GPT-4 generates accurate and readable patient education materials aligned with current oncological guidelines: A randomized assessment.
Objective: Guideline-based patient educational materials (PEMs) empower patients and reduce misinformation, but require frequent updates and must be adapted to the readability level of patients. The aim is to assess whether generative artificial intelligence (GenAI) can provide readable, accurate, and up-to-date PEMs that can be subsequently translated into multiple languages for broad dissemination.
Methods: The European Association of Urology (EAU) guidelines for prostate, bladder, kidney, and testicular cancer were used as the knowledge base for GPT-4 to generate PEMs. Additionally, the PEMs were translated into five commonly spoken languages within the European Union (EU). The study was conducted through a single-blinded, online randomized assessment survey. After an initial pilot assessment of the GenAI-generated PEMs, thirty-two members of the Young Academic Urologists (YAU) groups evaluated the accuracy, completeness, and clarity of the original versus GPT-generated PEMs. The translation assessment involved two native speakers from different YAU groups for each language: Dutch, French, German, Italian, and Spanish. The primary outcomes were readability, accuracy, completeness, faithfulness, and clarity. Readability was measured using Flesch Kincaid Reading Ease (FKRE), Flesch Kincaid Grade Level (FKGL), Gunning Fog (GFS) scores and Smog (SI), Coleman Liau (CLI), Automated Readability (ARI) indexes. Accuracy, completeness, faithfulness, and clarity were rated on a 5-item Likert scale.

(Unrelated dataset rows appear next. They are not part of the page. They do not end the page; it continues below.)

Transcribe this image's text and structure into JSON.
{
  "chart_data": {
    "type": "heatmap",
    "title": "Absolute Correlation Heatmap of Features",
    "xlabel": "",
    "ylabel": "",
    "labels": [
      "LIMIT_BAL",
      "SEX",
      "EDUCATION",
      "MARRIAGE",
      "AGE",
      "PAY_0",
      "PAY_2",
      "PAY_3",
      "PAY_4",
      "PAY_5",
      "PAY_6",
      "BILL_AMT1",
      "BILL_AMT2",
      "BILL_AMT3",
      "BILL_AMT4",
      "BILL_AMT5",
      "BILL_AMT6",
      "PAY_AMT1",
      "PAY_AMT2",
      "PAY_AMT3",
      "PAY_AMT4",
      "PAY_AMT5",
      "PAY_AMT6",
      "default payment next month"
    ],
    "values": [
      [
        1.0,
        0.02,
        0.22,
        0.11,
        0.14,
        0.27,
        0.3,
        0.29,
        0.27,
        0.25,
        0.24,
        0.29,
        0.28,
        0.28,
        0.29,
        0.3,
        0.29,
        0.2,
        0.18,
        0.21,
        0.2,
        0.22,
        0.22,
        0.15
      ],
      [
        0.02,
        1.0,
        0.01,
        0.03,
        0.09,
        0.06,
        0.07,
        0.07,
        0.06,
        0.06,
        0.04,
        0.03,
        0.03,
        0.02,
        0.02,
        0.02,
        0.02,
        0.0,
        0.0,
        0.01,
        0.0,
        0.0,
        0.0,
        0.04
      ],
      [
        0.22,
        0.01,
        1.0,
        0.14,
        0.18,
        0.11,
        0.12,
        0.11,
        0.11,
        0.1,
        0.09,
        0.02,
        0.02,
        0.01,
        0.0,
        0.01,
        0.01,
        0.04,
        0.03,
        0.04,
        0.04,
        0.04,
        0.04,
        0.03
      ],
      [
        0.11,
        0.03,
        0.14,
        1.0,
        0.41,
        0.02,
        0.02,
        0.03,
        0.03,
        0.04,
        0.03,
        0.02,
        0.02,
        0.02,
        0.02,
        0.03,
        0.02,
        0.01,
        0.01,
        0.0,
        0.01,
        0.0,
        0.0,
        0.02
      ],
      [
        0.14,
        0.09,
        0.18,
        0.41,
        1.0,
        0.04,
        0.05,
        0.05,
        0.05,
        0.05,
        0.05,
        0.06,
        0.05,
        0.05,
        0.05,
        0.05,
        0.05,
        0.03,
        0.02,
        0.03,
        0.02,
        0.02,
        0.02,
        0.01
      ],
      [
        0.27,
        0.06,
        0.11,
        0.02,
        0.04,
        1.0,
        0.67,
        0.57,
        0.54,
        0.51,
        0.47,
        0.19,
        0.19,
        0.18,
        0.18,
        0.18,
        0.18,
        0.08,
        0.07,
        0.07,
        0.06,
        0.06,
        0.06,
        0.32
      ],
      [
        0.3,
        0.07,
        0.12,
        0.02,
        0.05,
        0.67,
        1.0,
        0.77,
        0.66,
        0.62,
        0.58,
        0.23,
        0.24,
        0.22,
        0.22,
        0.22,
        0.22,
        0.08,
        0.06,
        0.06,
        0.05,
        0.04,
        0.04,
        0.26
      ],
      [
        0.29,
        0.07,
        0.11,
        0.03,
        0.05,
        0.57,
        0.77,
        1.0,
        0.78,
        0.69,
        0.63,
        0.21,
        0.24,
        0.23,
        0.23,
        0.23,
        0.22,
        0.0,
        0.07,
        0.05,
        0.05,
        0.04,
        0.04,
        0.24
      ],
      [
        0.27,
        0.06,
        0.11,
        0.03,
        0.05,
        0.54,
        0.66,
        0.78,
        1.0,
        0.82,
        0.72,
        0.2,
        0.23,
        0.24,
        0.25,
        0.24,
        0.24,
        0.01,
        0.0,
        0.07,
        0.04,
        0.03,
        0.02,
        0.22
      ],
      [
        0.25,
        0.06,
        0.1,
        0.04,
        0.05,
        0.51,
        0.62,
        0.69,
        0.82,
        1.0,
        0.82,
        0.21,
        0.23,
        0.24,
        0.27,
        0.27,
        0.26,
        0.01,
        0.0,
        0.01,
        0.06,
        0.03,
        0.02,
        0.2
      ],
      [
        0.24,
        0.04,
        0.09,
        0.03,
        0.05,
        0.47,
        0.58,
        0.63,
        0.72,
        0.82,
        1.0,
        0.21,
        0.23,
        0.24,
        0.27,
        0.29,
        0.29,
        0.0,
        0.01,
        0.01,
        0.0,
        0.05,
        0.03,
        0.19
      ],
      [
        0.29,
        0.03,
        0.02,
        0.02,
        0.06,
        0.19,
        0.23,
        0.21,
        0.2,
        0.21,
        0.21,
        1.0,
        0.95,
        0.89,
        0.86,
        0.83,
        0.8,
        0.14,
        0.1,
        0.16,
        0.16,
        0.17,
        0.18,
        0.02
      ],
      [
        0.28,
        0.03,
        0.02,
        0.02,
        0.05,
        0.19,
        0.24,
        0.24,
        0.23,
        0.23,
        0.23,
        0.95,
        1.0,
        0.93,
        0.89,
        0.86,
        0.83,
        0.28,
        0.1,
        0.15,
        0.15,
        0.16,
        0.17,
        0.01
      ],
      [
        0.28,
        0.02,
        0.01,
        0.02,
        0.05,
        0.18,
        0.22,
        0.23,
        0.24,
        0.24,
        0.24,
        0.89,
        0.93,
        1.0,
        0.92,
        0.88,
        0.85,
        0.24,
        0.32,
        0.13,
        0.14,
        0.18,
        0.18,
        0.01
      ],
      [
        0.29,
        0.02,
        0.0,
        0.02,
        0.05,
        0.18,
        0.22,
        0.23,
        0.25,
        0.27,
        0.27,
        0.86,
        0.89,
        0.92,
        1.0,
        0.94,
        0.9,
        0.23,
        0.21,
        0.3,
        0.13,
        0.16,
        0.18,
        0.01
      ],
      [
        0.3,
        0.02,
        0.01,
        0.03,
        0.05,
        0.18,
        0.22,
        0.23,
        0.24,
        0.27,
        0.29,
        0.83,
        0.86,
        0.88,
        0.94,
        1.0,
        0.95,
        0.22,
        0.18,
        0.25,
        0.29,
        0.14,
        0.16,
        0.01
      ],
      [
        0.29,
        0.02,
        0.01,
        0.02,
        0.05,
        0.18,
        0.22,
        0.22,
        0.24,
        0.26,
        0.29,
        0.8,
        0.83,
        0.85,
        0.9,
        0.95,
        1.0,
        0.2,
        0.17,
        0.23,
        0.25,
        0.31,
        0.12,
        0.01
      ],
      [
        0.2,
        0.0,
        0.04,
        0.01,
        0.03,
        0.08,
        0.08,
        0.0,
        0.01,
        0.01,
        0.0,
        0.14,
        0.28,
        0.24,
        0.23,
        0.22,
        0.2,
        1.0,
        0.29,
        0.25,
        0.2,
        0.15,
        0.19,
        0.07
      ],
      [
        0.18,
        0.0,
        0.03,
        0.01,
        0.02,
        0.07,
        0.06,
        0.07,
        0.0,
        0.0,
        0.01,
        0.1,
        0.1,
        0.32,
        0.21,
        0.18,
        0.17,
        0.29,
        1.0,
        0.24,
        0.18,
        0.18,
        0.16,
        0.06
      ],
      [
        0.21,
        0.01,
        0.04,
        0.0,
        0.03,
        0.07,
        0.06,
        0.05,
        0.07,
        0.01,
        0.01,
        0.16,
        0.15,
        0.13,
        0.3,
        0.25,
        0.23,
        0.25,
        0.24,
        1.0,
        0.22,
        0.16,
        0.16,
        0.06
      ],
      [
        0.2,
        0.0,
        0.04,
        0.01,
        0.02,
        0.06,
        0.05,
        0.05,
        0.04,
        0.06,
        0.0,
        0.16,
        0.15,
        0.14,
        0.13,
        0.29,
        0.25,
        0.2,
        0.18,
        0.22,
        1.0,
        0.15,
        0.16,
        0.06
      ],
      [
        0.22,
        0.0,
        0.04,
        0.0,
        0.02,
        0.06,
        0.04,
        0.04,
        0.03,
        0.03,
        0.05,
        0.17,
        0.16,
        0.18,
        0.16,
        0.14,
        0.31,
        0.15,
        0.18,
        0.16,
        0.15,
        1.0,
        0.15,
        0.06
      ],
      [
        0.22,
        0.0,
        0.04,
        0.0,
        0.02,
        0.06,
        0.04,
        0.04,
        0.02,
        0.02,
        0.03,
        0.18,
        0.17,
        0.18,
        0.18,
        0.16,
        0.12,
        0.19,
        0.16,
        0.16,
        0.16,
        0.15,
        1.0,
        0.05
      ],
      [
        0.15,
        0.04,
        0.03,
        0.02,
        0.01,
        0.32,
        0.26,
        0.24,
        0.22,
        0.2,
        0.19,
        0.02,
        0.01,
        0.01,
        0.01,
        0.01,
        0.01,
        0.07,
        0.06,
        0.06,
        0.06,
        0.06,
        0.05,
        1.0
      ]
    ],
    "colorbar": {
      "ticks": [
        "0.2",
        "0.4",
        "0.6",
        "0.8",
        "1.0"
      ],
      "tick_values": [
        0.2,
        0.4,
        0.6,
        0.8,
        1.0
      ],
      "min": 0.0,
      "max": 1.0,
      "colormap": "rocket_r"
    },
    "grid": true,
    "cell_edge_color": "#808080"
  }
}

Results: The mean time to create layperson PEMs based on the latest guideline by GPT-4 was 52.1 seconds. The readability scores for the 8 original PEMs were lower than for the 8 GPT-4-generated PEMs (Mean FKRE: 43.5 vs. 70.8; p < .001). The required reading education levels were higher for original PEMs compared to GPT-4 generated PEMs (Mean FKGL: 11.6 vs. 6.1; p < .001). For all urological localized cancers, the original PEMs were not significantly different from the GPT-4 generated PEMs in accuracy, completeness, and clarity. Similarly, no differences were observed for metastatic cancers. Translations of GPT-generated PEMs were rated as faithful in 77.5% of cases and clear in 67.5% of cases.
Conclusions: GPT-4 generated PEMs have better readability levels compared to original PEMs while maintaining similar accuracy, completeness, and clarity. The use of GenAI's information extraction and language capabilities, integrated with human oversight, can significantly reduce the workload and ensure up-to-date and accurate PEMs. Results: Some cancer facts made for patients can be hard to read or not in the right words for those with prostate, bladder, kidney, or testicular cancer. This study used AI to quickly make short and easy-to-read content from trusted facts. Doctors checked the AI content and found that they were just as accurate, complete, and clear as the original text made for patients. They also worked well in many languages. This AI tool can assist providers in making it easier for patients to understand their cancer and the best care they can get.